Я ищу завещание Сергея и пока не нашла никаких бумаг. Это ужасно больно, но мне невыносима мысль, что кто-то другой будет касаться его драгоценных бумаг и вещей. Он так любил порядок, и ради него я сама разбираю бумаги. Я была в Ильинском, Усове; мы отслужили в церкви, все, казалось, уснуло в снегу. Потом в Нескучное[1964], а теперь, и здесь, и сегодня в генерал-губернаторском доме. Господь милостив ко мне, дает мне силы.
Я напишу Павлу несколько слов о том, что мы с тобой стали опекунами его детей, Алексей — моим, а Менгден — поверенным в денежных делах. Ни словом не упомяну о его жене, никаких подробностей, просто — вежливое письмо[1965].

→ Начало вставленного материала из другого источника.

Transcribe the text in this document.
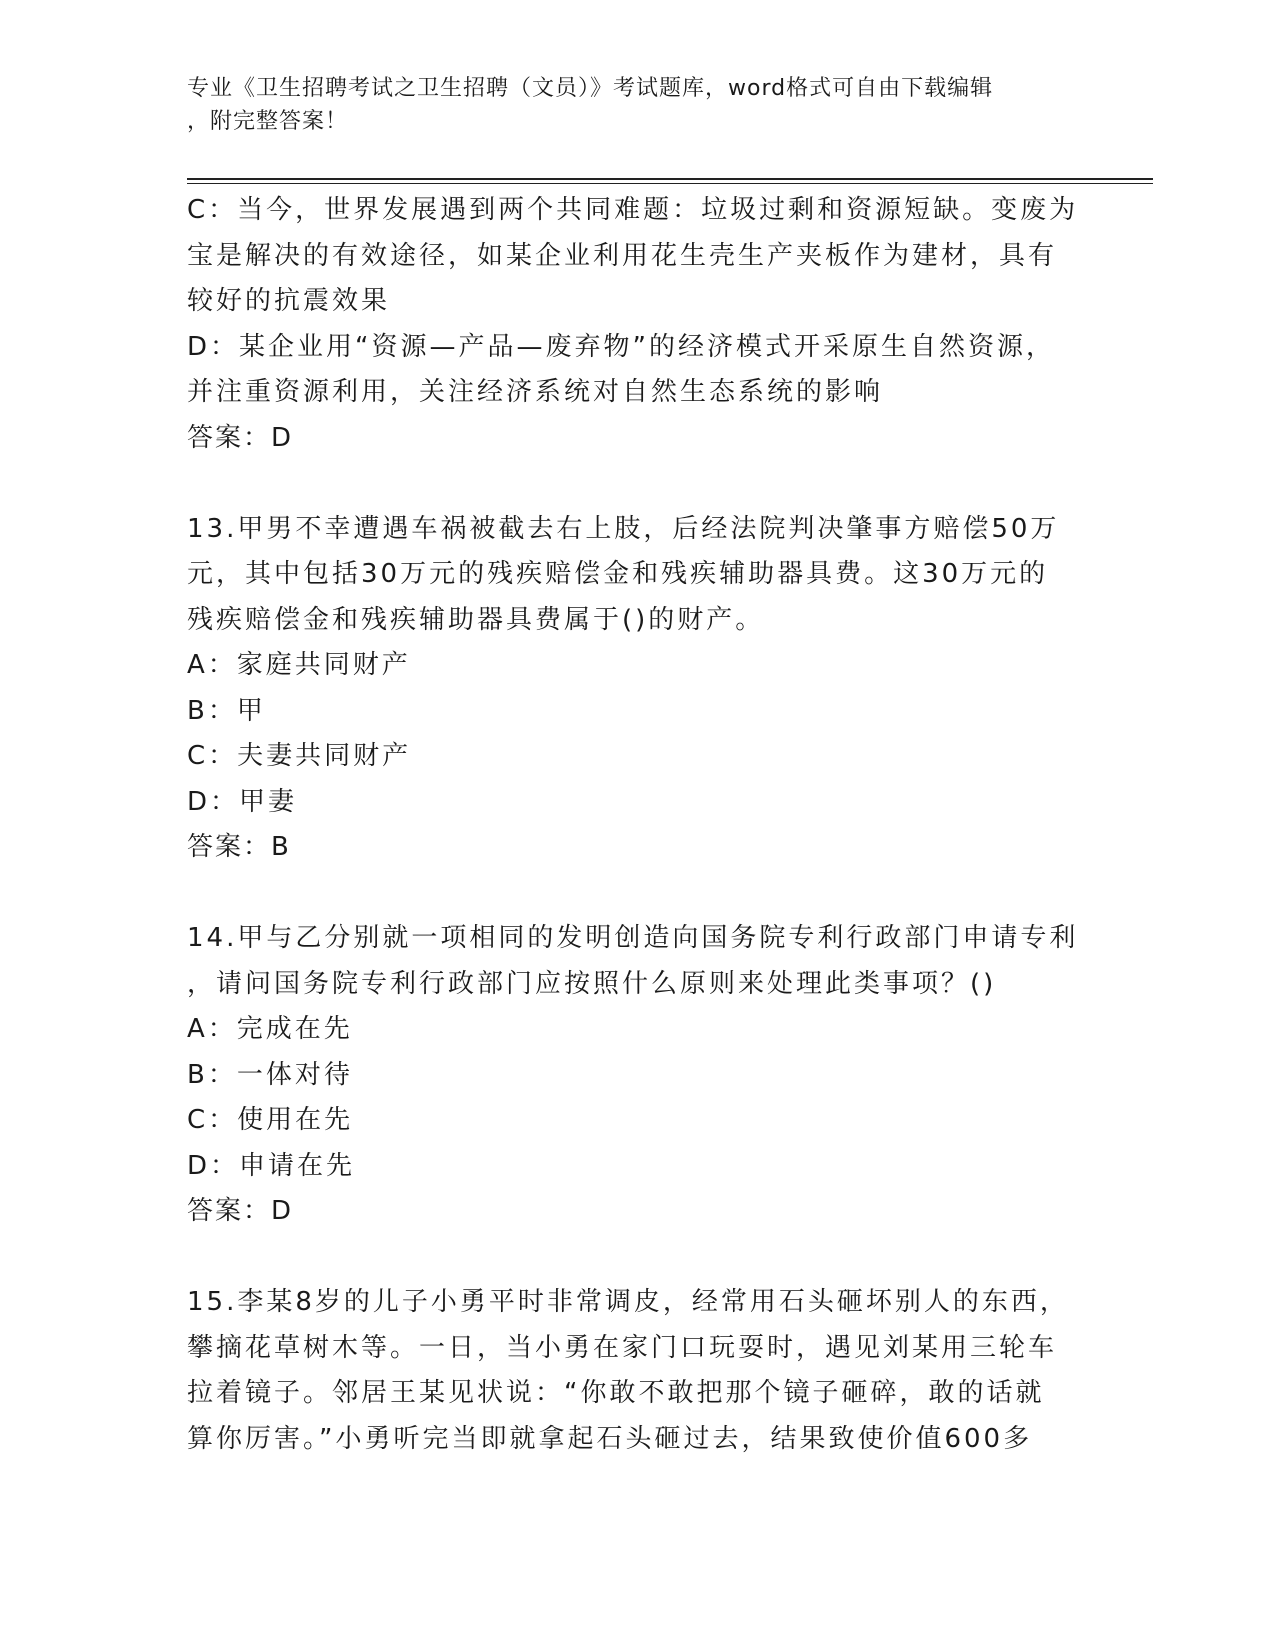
专业《卫生招聘考试之卫生招聘（文员）》考试题库，word格式可自由下载编辑
，附完整答案！

C：当今，世界发展遇到两个共同难题：垃圾过剩和资源短缺。变废为

宝是解决的有效途径，如某企业利用花生壳生产夹板作为建材，具有

较好的抗震效果

D：某企业用“资源—产品—废弃物”的经济模式开采原生自然资源，

并注重资源利用，关注经济系统对自然生态系统的影响

答案：D

13.甲男不幸遭遇车祸被截去右上肢，后经法院判决肇事方赔偿50万

元，其中包括30万元的残疾赔偿金和残疾辅助器具费。这30万元的

残疾赔偿金和残疾辅助器具费属于()的财产。

A：家庭共同财产

B：甲

C：夫妻共同财产

D：甲妻

答案：B

14.甲与乙分别就一项相同的发明创造向国务院专利行政部门申请专利

，请问国务院专利行政部门应按照什么原则来处理此类事项？()

A：完成在先

B：一体对待

C：使用在先

D：申请在先

答案：D

15.李某8岁的儿子小勇平时非常调皮，经常用石头砸坏别人的东西，

攀摘花草树木等。一日，当小勇在家门口玩耍时，遇见刘某用三轮车

拉着镜子。邻居王某见状说：“你敢不敢把那个镜子砸碎，敢的话就

算你厉害。”小勇听完当即就拿起石头砸过去，结果致使价值600多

Благослови тебя Бог, мой дорогой! Благослови и храни тебя Бог! Элла.
(ГА РФ. Ф. 601. Оп. 1.Д. 1254. Л. 1–6 об. — на англ. яз.)
Вел. кн. Елисавета Феодоровна — Николаю II
<6–7 марта>
Дорогой мой Ники,
Прости, что надоедаю со своими личными делами! На днях я уже писала тебе — может, Аликс ответила бы на мои вопросы карандашом? Ты, конечно же, не можешь. Помоги тебе Бог! Разве сравнить твои кресты с моими? Ведь все скорби, все тревоги целой страны тяготят твое бедное доброе сердце и думы. Да поможет и благословит тебя Бог, дорогой, и небесные молитвы моего милого покроют тебя. Какое утешение принесло нам всем вчера Святое Причастие!
Виктория написала мне все о Павле. Я чувствовала, что здесь кроется какое-то недоразумение.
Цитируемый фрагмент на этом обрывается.